Frage: Ich beschäftige zwei Mitarbeiter in Teilzeit, die normalerweise gut ausgelastet sind. Manchmal gibt es aber auch Arbeitsspitzen, und dann gibt es auch die eine oder andere Überstunde. Nun mache ich mir Sorgen, dass ich Probleme bekommen könnte, wenn meine Mitarbeiter viele Überstunden leisten.

Frage: Ich beschäftige zwei Mitarbeiter in Teilzeit, die normalerweise gut ausgelastet sind. Manchmal gibt es aber auch Arbeitsspitzen, und dann gibt es auch die eine oder andere Überstunde. Nun mache ich mir Sorgen, dass ich Probleme bekommen könnte, wenn meine Mitarbeiter viele Überstunden leisten. Kann von mir jemand verlangen, dass ich sie stattdessen als Vollzeit-Mitarbeiter beschäftige (und entlohne)?

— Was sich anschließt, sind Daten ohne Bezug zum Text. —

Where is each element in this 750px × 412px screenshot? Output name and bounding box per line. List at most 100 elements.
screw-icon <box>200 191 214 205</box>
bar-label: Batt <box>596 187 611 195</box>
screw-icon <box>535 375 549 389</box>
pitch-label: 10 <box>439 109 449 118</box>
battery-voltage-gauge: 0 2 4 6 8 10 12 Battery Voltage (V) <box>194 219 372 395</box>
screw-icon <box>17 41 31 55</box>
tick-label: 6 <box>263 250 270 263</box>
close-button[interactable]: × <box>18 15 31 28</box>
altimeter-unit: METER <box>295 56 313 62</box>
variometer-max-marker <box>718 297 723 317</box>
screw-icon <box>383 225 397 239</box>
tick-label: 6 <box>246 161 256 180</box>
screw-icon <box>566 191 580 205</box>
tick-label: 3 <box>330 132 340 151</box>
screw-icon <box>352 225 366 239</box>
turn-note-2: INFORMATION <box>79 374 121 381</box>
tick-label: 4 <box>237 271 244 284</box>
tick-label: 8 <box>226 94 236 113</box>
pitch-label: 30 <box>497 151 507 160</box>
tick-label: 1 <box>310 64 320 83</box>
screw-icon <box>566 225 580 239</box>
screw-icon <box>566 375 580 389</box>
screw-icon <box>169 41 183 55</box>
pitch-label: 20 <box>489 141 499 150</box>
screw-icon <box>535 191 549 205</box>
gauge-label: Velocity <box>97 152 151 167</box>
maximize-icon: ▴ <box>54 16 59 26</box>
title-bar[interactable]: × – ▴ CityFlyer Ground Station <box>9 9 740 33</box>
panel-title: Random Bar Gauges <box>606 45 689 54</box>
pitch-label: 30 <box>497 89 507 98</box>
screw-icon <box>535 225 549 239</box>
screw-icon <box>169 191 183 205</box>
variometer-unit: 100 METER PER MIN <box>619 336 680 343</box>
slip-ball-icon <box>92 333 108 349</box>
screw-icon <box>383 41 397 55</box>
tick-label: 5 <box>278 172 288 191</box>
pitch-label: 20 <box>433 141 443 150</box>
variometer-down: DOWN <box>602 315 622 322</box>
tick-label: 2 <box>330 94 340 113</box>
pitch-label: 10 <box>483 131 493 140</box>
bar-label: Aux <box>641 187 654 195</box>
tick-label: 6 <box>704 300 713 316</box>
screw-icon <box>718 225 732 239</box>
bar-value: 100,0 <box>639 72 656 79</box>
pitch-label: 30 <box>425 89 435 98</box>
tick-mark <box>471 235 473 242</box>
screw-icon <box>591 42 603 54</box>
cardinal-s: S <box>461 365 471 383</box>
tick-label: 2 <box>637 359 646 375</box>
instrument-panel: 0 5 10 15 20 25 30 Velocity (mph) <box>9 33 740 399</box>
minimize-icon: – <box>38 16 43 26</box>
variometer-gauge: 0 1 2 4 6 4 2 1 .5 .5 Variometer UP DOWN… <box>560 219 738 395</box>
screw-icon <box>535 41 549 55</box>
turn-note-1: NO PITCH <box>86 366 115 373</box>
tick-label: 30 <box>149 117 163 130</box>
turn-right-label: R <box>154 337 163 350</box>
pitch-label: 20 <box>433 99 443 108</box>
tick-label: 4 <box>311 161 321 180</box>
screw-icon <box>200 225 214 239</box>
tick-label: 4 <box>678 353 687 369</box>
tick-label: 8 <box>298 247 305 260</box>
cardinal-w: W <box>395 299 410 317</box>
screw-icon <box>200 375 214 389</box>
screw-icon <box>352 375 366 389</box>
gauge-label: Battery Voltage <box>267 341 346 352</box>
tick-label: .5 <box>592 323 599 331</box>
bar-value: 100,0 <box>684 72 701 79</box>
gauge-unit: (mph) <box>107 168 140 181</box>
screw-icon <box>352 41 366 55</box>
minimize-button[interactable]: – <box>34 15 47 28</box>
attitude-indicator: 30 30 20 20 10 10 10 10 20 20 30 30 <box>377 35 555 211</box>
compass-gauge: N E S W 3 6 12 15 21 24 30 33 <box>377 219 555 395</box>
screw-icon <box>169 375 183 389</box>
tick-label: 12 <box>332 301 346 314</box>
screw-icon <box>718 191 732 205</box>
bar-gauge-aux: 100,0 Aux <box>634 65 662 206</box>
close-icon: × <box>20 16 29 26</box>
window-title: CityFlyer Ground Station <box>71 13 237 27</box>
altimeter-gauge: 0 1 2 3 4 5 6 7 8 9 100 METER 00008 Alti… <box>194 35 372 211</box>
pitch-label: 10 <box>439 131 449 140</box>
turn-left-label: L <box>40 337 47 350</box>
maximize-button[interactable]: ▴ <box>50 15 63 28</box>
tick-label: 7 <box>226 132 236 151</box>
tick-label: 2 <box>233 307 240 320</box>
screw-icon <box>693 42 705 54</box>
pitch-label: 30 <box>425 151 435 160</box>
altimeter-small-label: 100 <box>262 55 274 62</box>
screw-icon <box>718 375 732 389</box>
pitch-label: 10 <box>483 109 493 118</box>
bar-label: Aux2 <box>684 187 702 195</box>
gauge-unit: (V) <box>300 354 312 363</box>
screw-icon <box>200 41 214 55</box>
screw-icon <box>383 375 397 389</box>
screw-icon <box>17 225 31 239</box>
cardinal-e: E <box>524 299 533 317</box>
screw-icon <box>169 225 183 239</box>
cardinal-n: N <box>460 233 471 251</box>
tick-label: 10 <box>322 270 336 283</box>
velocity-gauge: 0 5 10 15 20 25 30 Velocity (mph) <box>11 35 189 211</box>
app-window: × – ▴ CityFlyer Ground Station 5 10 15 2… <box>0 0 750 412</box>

Antwort: Viele Selbstständige beschäftigen - so wie Sie - überwiegend oder ausschließlich Teilzeit-Mitarbeiter, z. B. Minijobber. Die sind flexibler einsetzbar. Gibt es viel zu tun, können die Teilzeit-Mitarbeiter vorübergehend auch Überstunden leisten, die Sie dann zusätzlich vergüten oder durch verringerte Arbeitszeit ausgleichen, wenn weniger Arbeit anfällt.

Teilzeit-Mitarbeiter dürfen Überstunden leisten

Aber Ihre Bedenken sind berechtigt. Tatsächlich könnte ein Teilzeit-Mitarbeiter auf die Idee kommen, er hätte Anspruch auf zusätzliche Arbeitsstunden oder gar eine Vollzeitstelle - und damit zusätzliches Grundgehalt -, wenn Sie oft Überstunden anordnen. Immerhin hatte das Landesarbeitsgericht Rheinland Pfalz vor einiger Zeit in einem solchen Fall zu entscheiden:

Die Klägerin wollte geltend machen, dass sie sich in einem Vollzeitarbeitsverhältnis befindet. Sie begründete ihren Anspruch damit: Ihr Arbeitgeber hätte für sie in den vergangenen Jahren wiederholt Überstunden angeordnet. Daraus könne man erkennen, dass sie als vollbeschäftigt anzusehen sei und sich die ursprünglich vereinbarte Teilzeitbeschäftigung durch die Praxis überholt habe.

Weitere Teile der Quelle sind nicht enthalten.